The result has been focused on a framework for developing a caller authentication system that’s been in works since 2016 called STIR/SHAKEN that all the major telecom providers are participating in.
STIR (Secure Telephony Identity Revisited) is the core of the authentication technology and SHAKEN (Secure Handling of Asserted information using toKENs) defines how STIR should be implemented.
How it works
As with many secure platforms on the internet, digital certificates that leverage public key cryptography will make it possible to verify that the caller ID that you see on your display is accurate.
Once implemented, whenever a call is placed, the caller’s telecom provider will check the reported caller ID through its own authentication service, then pass the call on to the recipient’s service provider, who would use a separate verification service that would check against the digital certificate database to ensure the caller ID was accurate.
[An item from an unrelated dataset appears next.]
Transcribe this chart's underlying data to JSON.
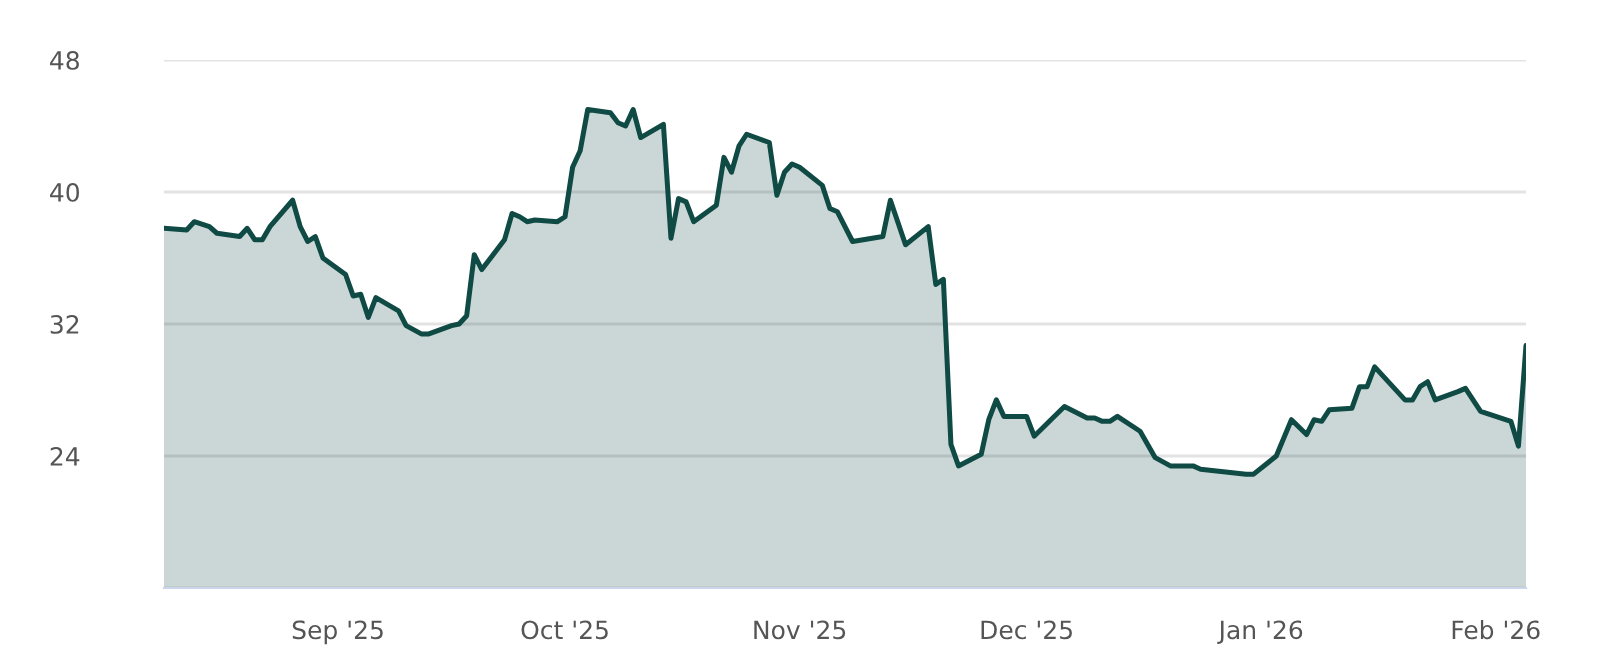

It’s essentially a multi-factor verification process with digital certificates that would make spoofing a much more difficult process than it is today. To be realistic, this isn’t likely to curtail robocalls — much like anti-spam technology has done little to keep spammers from continuing to try working around our filters.
When will we see it?
Individual telecoms have successfully tested the protocol on a limited basis with each other, but in order for it to work properly, all providers will have to make sure they’re successfully communicating with all other providers.
The FCC’s hard deadlines for implementing the protocol is by the end of 2019, but we don’t have a definitive timeline yet. The FCC is hosting a Robocall Summit on July 11, where we’ll get an update from the industry and, hopefully, we’ll have a better idea when we can expect it to be up and running.